Figure 4.4 reports data utility, of the algorithms, with respect to CM as the value of k increases. It shows that classification errors of the KAB-based k-anonymization and k-anonymization increase with the increase of k-value. Instinctively, the higher the class dimensions are, and better the probability of result classification errors is. Generally, CM presented by BHA-based k-anonymization is the same. From the figure, it is detected that KAB-centered k-anonymization declares less classification errors than the other algorithms.

Conclusion

K-anonymization centered on BHA (KAB) is proposed in this work. The main objective is to find the optimal clustering-based k-anonymity in Map Reduce framework. This starts with a population of clustering-centered k-anonymous candidate solutions, on which BHA is applied.

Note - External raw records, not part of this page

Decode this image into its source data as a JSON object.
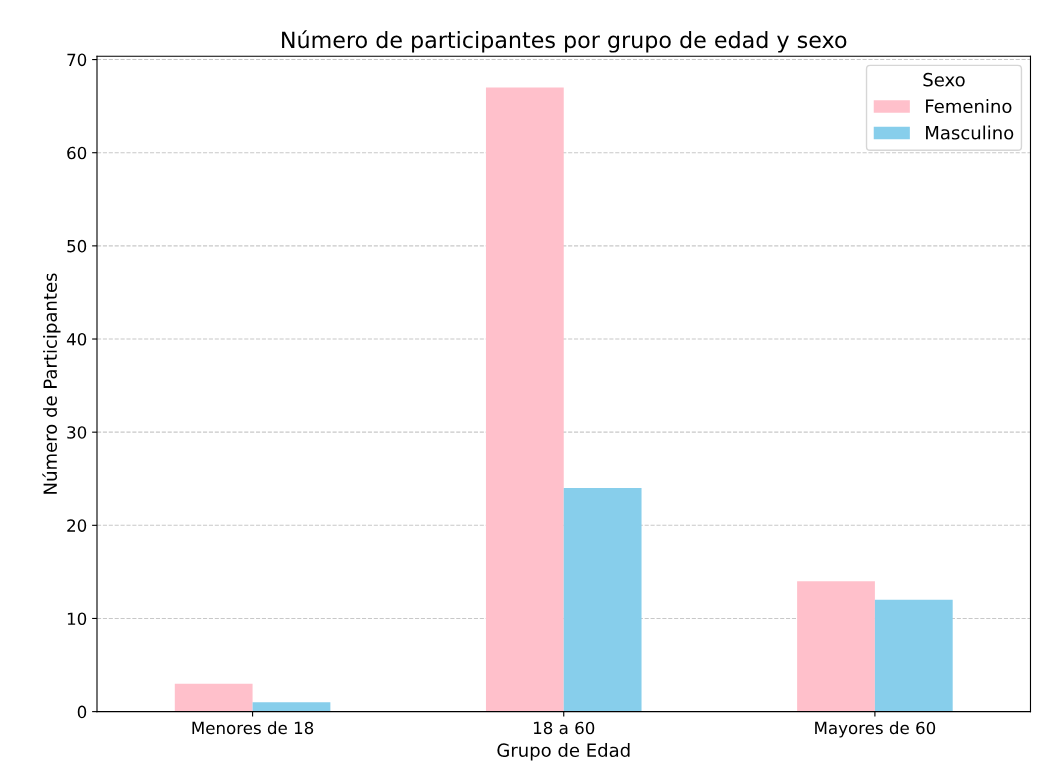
{
  "chart_data": {
    "type": "bar",
    "title": "Número de participantes por grupo de edad y sexo",
    "xlabel": "Grupo de Edad",
    "ylabel": "Número de Participantes",
    "legend_title": "Sexo",
    "categories": [
      "Menores de 18",
      "18 a 60",
      "Mayores de 60"
    ],
    "series": [
      {
        "name": "Femenino",
        "color": "#ffc0cb",
        "values": [
          3,
          67,
          14
        ]
      },
      {
        "name": "Masculino",
        "color": "#87ceeb",
        "values": [
          1,
          24,
          12
        ]
      }
    ],
    "ylim": [
      0,
      70.35
    ],
    "yticks": [
      0,
      10,
      20,
      30,
      40,
      50,
      60,
      70
    ],
    "grid": "y",
    "legend": "top right"
  }
}
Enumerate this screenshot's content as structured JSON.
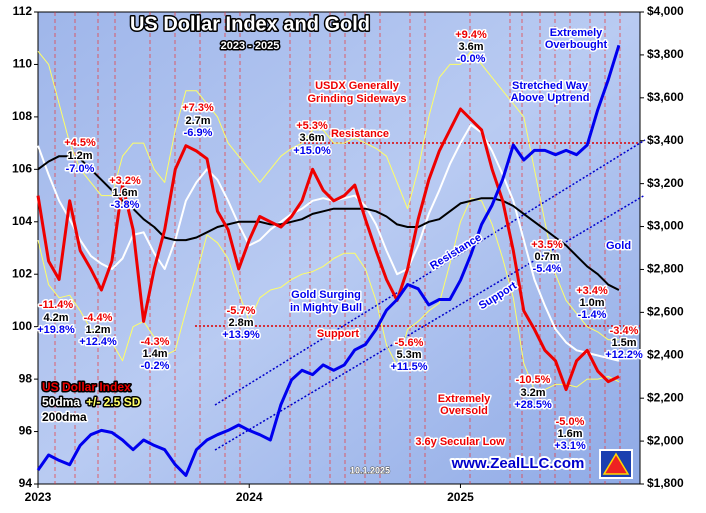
{
  "chart_data": {
    "type": "line",
    "title": "US Dollar Index and Gold",
    "subtitle": "2023 - 2025",
    "x": [
      2023.0,
      2023.05,
      2023.1,
      2023.15,
      2023.2,
      2023.25,
      2023.3,
      2023.35,
      2023.4,
      2023.45,
      2023.5,
      2023.55,
      2023.6,
      2023.65,
      2023.7,
      2023.75,
      2023.8,
      2023.85,
      2023.9,
      2023.95,
      2024.0,
      2024.05,
      2024.1,
      2024.15,
      2024.2,
      2024.25,
      2024.3,
      2024.35,
      2024.4,
      2024.45,
      2024.5,
      2024.55,
      2024.6,
      2024.65,
      2024.7,
      2024.75,
      2024.8,
      2024.85,
      2024.9,
      2024.95,
      2025.0,
      2025.05,
      2025.1,
      2025.15,
      2025.2,
      2025.25,
      2025.3,
      2025.35,
      2025.4,
      2025.45,
      2025.5,
      2025.55,
      2025.6,
      2025.65,
      2025.7,
      2025.75
    ],
    "xlim": [
      2023,
      2025.85
    ],
    "xticks": [
      2023,
      2024,
      2025
    ],
    "ylim": [
      94,
      112
    ],
    "yticks": [
      94,
      96,
      98,
      100,
      102,
      104,
      106,
      108,
      110,
      112
    ],
    "y2lim": [
      1800,
      4000
    ],
    "y2ticks": [
      {
        "value": 1800,
        "label": "$1,800"
      },
      {
        "value": 2000,
        "label": "$2,000"
      },
      {
        "value": 2200,
        "label": "$2,200"
      },
      {
        "value": 2400,
        "label": "$2,400"
      },
      {
        "value": 2600,
        "label": "$2,600"
      },
      {
        "value": 2800,
        "label": "$2,800"
      },
      {
        "value": 3000,
        "label": "$3,000"
      },
      {
        "value": 3200,
        "label": "$3,200"
      },
      {
        "value": 3400,
        "label": "$3,400"
      },
      {
        "value": 3600,
        "label": "$3,600"
      },
      {
        "value": 3800,
        "label": "$3,800"
      },
      {
        "value": 4000,
        "label": "$4,000"
      }
    ],
    "series": [
      {
        "name": "+/- 2.5 SD",
        "color": "#ffff66",
        "width": 1,
        "values": [
          110.5,
          110.0,
          108.5,
          107.0,
          106.0,
          105.5,
          105.0,
          105.0,
          106.5,
          107.0,
          107.0,
          106.0,
          105.5,
          107.5,
          109.0,
          109.0,
          108.5,
          108.0,
          107.0,
          106.5,
          106.0,
          105.5,
          106.0,
          106.5,
          106.8,
          107.0,
          107.5,
          107.5,
          107.0,
          107.0,
          107.2,
          107.0,
          106.8,
          106.5,
          105.5,
          104.5,
          106.0,
          108.0,
          109.5,
          110.0,
          110.0,
          110.5,
          110.0,
          109.5,
          109.0,
          108.5,
          108.0,
          106.0,
          104.0,
          102.0,
          101.0,
          100.5,
          100.0,
          99.8,
          99.5,
          99.5
        ],
        "lower": [
          103.3,
          101.6,
          101.1,
          101.2,
          100.6,
          99.9,
          99.8,
          99.4,
          98.7,
          100.0,
          100.2,
          99.6,
          98.9,
          99.1,
          100.6,
          102.0,
          103.5,
          103.2,
          102.6,
          101.3,
          100.2,
          101.1,
          101.4,
          101.5,
          101.8,
          102.0,
          102.1,
          102.3,
          102.6,
          102.8,
          102.8,
          102.2,
          101.0,
          99.3,
          98.5,
          99.9,
          100.2,
          100.6,
          100.9,
          102.4,
          104.0,
          104.9,
          104.8,
          103.9,
          102.6,
          101.1,
          98.6,
          97.6,
          97.6,
          97.8,
          97.8,
          97.7,
          98.0,
          98.0,
          98.1,
          97.9
        ]
      },
      {
        "name": "50dma",
        "color": "#ffffff",
        "width": 2,
        "values": [
          106.9,
          105.8,
          104.8,
          104.1,
          103.3,
          102.7,
          102.4,
          102.2,
          102.6,
          103.5,
          103.6,
          102.8,
          102.2,
          103.3,
          104.8,
          105.5,
          106.0,
          105.6,
          104.8,
          103.9,
          103.1,
          103.3,
          103.7,
          104.0,
          104.3,
          104.5,
          104.8,
          104.9,
          104.8,
          104.9,
          105.0,
          104.6,
          103.9,
          102.9,
          102.0,
          102.2,
          103.1,
          104.3,
          105.2,
          106.2,
          107.0,
          107.7,
          107.4,
          106.7,
          105.8,
          104.8,
          103.3,
          101.8,
          100.8,
          99.9,
          99.4,
          99.1,
          99.0,
          98.9,
          98.8,
          98.7
        ]
      },
      {
        "name": "200dma",
        "color": "#000000",
        "width": 2,
        "values": [
          106.0,
          106.3,
          106.5,
          106.5,
          106.4,
          106.0,
          105.6,
          105.2,
          104.8,
          104.5,
          104.1,
          103.8,
          103.4,
          103.3,
          103.3,
          103.4,
          103.6,
          103.8,
          103.9,
          104.0,
          104.0,
          104.0,
          103.9,
          103.9,
          104.0,
          104.1,
          104.3,
          104.4,
          104.5,
          104.5,
          104.5,
          104.5,
          104.4,
          104.2,
          103.9,
          103.8,
          103.8,
          104.0,
          104.1,
          104.4,
          104.7,
          104.8,
          104.9,
          104.9,
          104.8,
          104.6,
          104.3,
          104.0,
          103.7,
          103.4,
          103.1,
          102.7,
          102.3,
          102.0,
          101.6,
          101.4
        ]
      },
      {
        "name": "US Dollar Index",
        "color": "#ee0000",
        "width": 3,
        "values": [
          105.0,
          102.5,
          101.8,
          104.8,
          102.9,
          102.2,
          101.4,
          102.5,
          105.4,
          103.7,
          100.2,
          102.2,
          103.7,
          106.0,
          106.9,
          106.7,
          106.4,
          104.4,
          103.7,
          102.2,
          103.3,
          104.2,
          104.0,
          103.8,
          104.2,
          104.8,
          106.0,
          105.2,
          104.8,
          105.0,
          105.4,
          104.1,
          102.9,
          101.8,
          101.0,
          102.2,
          104.1,
          105.6,
          106.7,
          107.5,
          108.3,
          107.9,
          107.5,
          106.0,
          104.8,
          102.9,
          100.6,
          99.9,
          99.1,
          98.7,
          97.6,
          98.7,
          99.1,
          98.3,
          97.9,
          98.1
        ]
      },
      {
        "name": "Gold",
        "color": "#0000ee",
        "width": 3,
        "axis": "y2",
        "values": [
          1865,
          1935,
          1910,
          1890,
          1980,
          2030,
          2050,
          2040,
          2005,
          1960,
          2005,
          1980,
          1960,
          1890,
          1840,
          1960,
          2005,
          2030,
          2050,
          2075,
          2050,
          2030,
          2005,
          2170,
          2285,
          2330,
          2310,
          2355,
          2330,
          2355,
          2425,
          2450,
          2520,
          2610,
          2660,
          2730,
          2710,
          2635,
          2660,
          2660,
          2750,
          2870,
          3010,
          3100,
          3220,
          3380,
          3310,
          3355,
          3355,
          3335,
          3355,
          3335,
          3380,
          3545,
          3685,
          3845
        ]
      }
    ],
    "annotations": [
      "+4.5%",
      "1.2m",
      "-7.0%",
      "+3.2%",
      "1.6m",
      "-3.8%",
      "+7.3%",
      "2.7m",
      "-6.9%",
      "+5.3%",
      "3.6m",
      "+15.0%",
      "+9.4%",
      "3.6m",
      "-0.0%",
      "USDX Generally",
      "Grinding Sideways",
      "Resistance",
      "-11.4%",
      "4.2m",
      "+19.8%",
      "-4.4%",
      "1.2m",
      "+12.4%",
      "-4.3%",
      "1.4m",
      "-0.2%",
      "-5.7%",
      "2.8m",
      "+13.9%",
      "Gold Surging",
      "in Mighty Bull",
      "Support",
      "-5.6%",
      "5.3m",
      "+11.5%",
      "Resistance",
      "Support",
      "Extremely",
      "Overbought",
      "Stretched Way",
      "Above Uptrend",
      "+3.5%",
      "0.7m",
      "-5.4%",
      "+3.4%",
      "1.0m",
      "-1.4%",
      "-3.4%",
      "1.5m",
      "+12.2%",
      "-10.5%",
      "3.2m",
      "+28.5%",
      "Extremely",
      "Oversold",
      "-5.0%",
      "1.6m",
      "+3.1%",
      "3.6y Secular Low",
      "10.1.2025",
      "www.ZealLLC.com"
    ]
  }
}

To measure the efficiency, our approach is compared with k-anonymity, BHA-centered k-anonymity, and clustering-centered k-anonymity techniques, in terms of data utility and scalability. To reduce the execution time, the above said algorithm is implemented in MapReduce framework. The simulation results report that KAB algorithm in MapReduce outperforms all the compared techniques in terms of data utility and scalability. Data Utility can be further enhanced by increasing the number of iterations and/or stars. In our future work, this can be improved by implementing in machine learning based approach.